文部科学省「児童生徒の問題行動・不登校等生徒指導上の諸課題に関する調査」
によりますと、小1の不登校児童は2022年度時点で全国で6668人と、
2020年度の3395人から約2倍に増えています。
10年前との比較ではなんと7倍にもなっているそうです。
なぜこれほど増えているのか。記事で指摘があるのは2点です。
1点目に、コロナ禍によって幼児期の過ごし方が変わり、
同年代の子どもと交流する機会が減ったために、
人間関係を身につける時期に交流が制限され、
トラブルへの折り合いの付け方などを学習しづらかった、
との見方があります。なるほど、それはそうかもしれません。
そしてもう1点が今回の記事のメインテーマ。
それは「幼稚園や保育園で主体性を重視される教育を受けた子どもが、
小学校の教育に戸惑うケースもあるのではないか」との指摘です。
この指摘に関しては、
幼稚園で主体性を重視した教育がなされているにもかかわらず、
小学校ではなぜそれができていないのか、という疑問を感じつつ、
いったんそれは横に置いて、幼保小の連携というメインテーマに
話を移しましょう。
対策として文科省が注力するのが、22年度に始めた「幼保小の架け橋プログラム」だ。幼稚園や保育園などと小学校が教育手法や目標を積極的に共有し、相互の教育の質を高める取り組みだ。不登校対策として始まった施策ではないが、入学前後に子どもが感じる心理的なギャップを減らす効果が期待できるという。

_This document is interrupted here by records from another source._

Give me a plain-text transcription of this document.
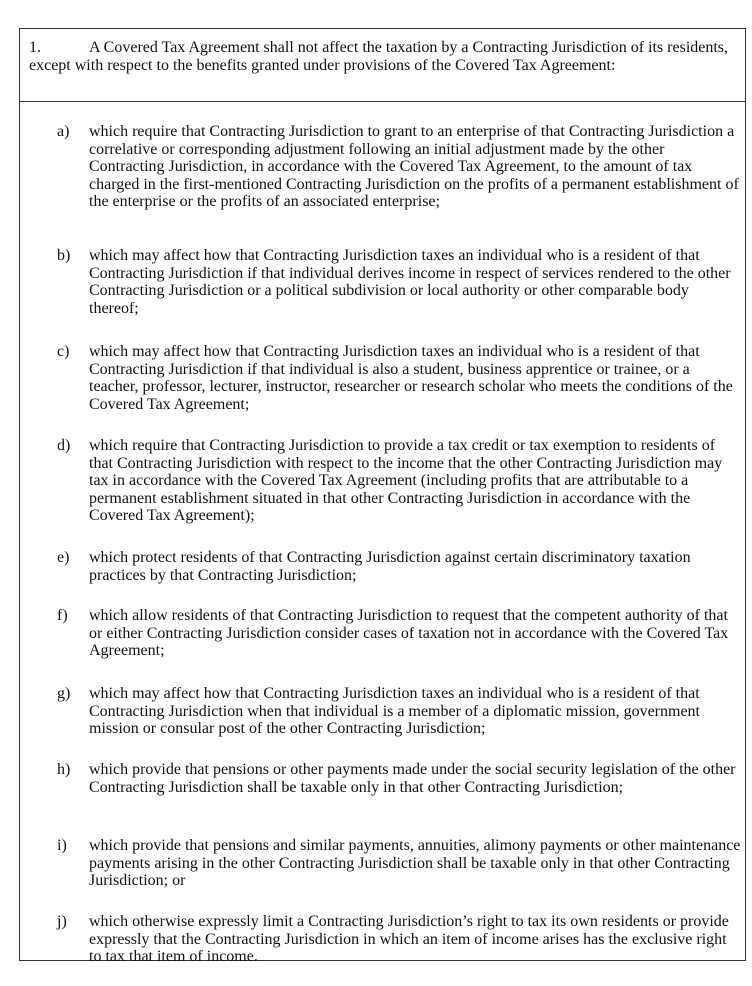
1.	A Covered Tax Agreement shall not affect the taxation by a Contracting Jurisdiction of its residents, except with respect to the benefits granted under provisions of the Covered Tax Agreement:
a) which require that Contracting Jurisdiction to grant to an enterprise of that Contracting Jurisdiction a correlative or corresponding adjustment following an initial adjustment made by the other Contracting Jurisdiction, in accordance with the Covered Tax Agreement, to the amount of tax charged in the first-mentioned Contracting Jurisdiction on the profits of a permanent establishment of the enterprise or the profits of an associated enterprise;
b) which may affect how that Contracting Jurisdiction taxes an individual who is a resident of that Contracting Jurisdiction if that individual derives income in respect of services rendered to the other Contracting Jurisdiction or a political subdivision or local authority or other comparable body thereof;
c) which may affect how that Contracting Jurisdiction taxes an individual who is a resident of that Contracting Jurisdiction if that individual is also a student, business apprentice or trainee, or a teacher, professor, lecturer, instructor, researcher or research scholar who meets the conditions of the Covered Tax Agreement;
d) which require that Contracting Jurisdiction to provide a tax credit or tax exemption to residents of that Contracting Jurisdiction with respect to the income that the other Contracting Jurisdiction may tax in accordance with the Covered Tax Agreement (including profits that are attributable to a permanent establishment situated in that other Contracting Jurisdiction in accordance with the Covered Tax Agreement);
e) which protect residents of that Contracting Jurisdiction against certain discriminatory taxation practices by that Contracting Jurisdiction;
f) which allow residents of that Contracting Jurisdiction to request that the competent authority of that or either Contracting Jurisdiction consider cases of taxation not in accordance with the Covered Tax Agreement;
g) which may affect how that Contracting Jurisdiction taxes an individual who is a resident of that Contracting Jurisdiction when that individual is a member of a diplomatic mission, government mission or consular post of the other Contracting Jurisdiction;
h) which provide that pensions or other payments made under the social security legislation of the other Contracting Jurisdiction shall be taxable only in that other Contracting Jurisdiction;
i) which provide that pensions and similar payments, annuities, alimony payments or other maintenance payments arising in the other Contracting Jurisdiction shall be taxable only in that other Contracting Jurisdiction; or
j) which otherwise expressly limit a Contracting Jurisdiction’s right to tax its own residents or provide expressly that the Contracting Jurisdiction in which an item of income arises has the exclusive right to tax that item of income.
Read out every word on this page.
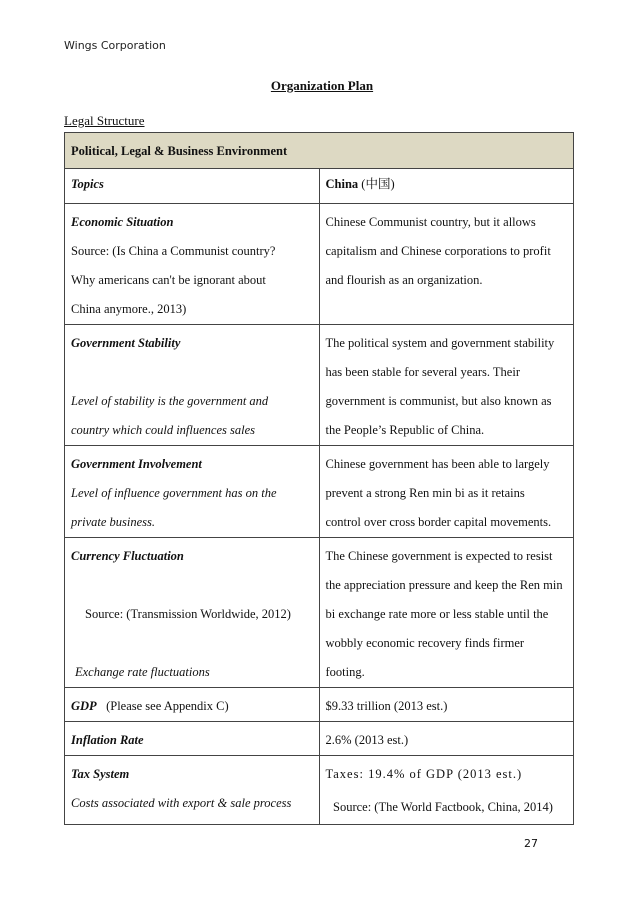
Wings Corporation
Organization Plan
Legal Structure
Political, Legal & Business Environment	
Topics	China (中国)

Economic Situation
Source: (Is China a Communist country?
Why americans can't be ignorant about
China anymore., 2013)	Chinese Communist country, but it allows
capitalism and Chinese corporations to profit
and flourish as an organization.

Government Stability
Level of stability is the government and
country which could influences sales	The political system and government stability
has been stable for several years. Their
government is communist, but also known as
the People’s Republic of China.

Government Involvement
Level of influence government has on the
private business.	Chinese government has been able to largely
prevent a strong Ren min bi as it retains
control over cross border capital movements.

Currency Fluctuation
Source: (Transmission Worldwide, 2012)
Exchange rate fluctuations	The Chinese government is expected to resist
the appreciation pressure and keep the Ren min
bi exchange rate more or less stable until the
wobbly economic recovery finds firmer
footing.

GDP (Please see Appendix C)	$9.33 trillion (2013 est.)

Inflation Rate	2.6% (2013 est.)

Tax System
Costs associated with export & sale process	Taxes: 19.4% of GDP (2013 est.)
Source: (The World Factbook, China, 2014)
27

記事に挙げられている実例には以下のようなものがあります。
・広島県では、入学前の子どもたちが
「幼稚園などでどのような体験をしているのか」について
小学校の教員による把握を進めている
保育園と小学校、中学校の連絡協議会に地域の住民が参加している
・横浜市立本郷台小学校では、校長や1年生の担任が
子どもたちが通っていた幼稚園など約30施設の全てをまわり、
全員分の記録を引き継ぐことで児童に関する綿密な情報収集を行っている
こういった例は一定の効果を上げているようです。
同じ地域の他校園と連携することは、私学にとってはなおのこと、
ハードルが高いと感じられることもあるかもしれませんが、
今後はむしろそのような活動が自校園の付加価値を高める可能性が
大きいようにも思います。
ぜひともご検討、そして実現いただければと思います。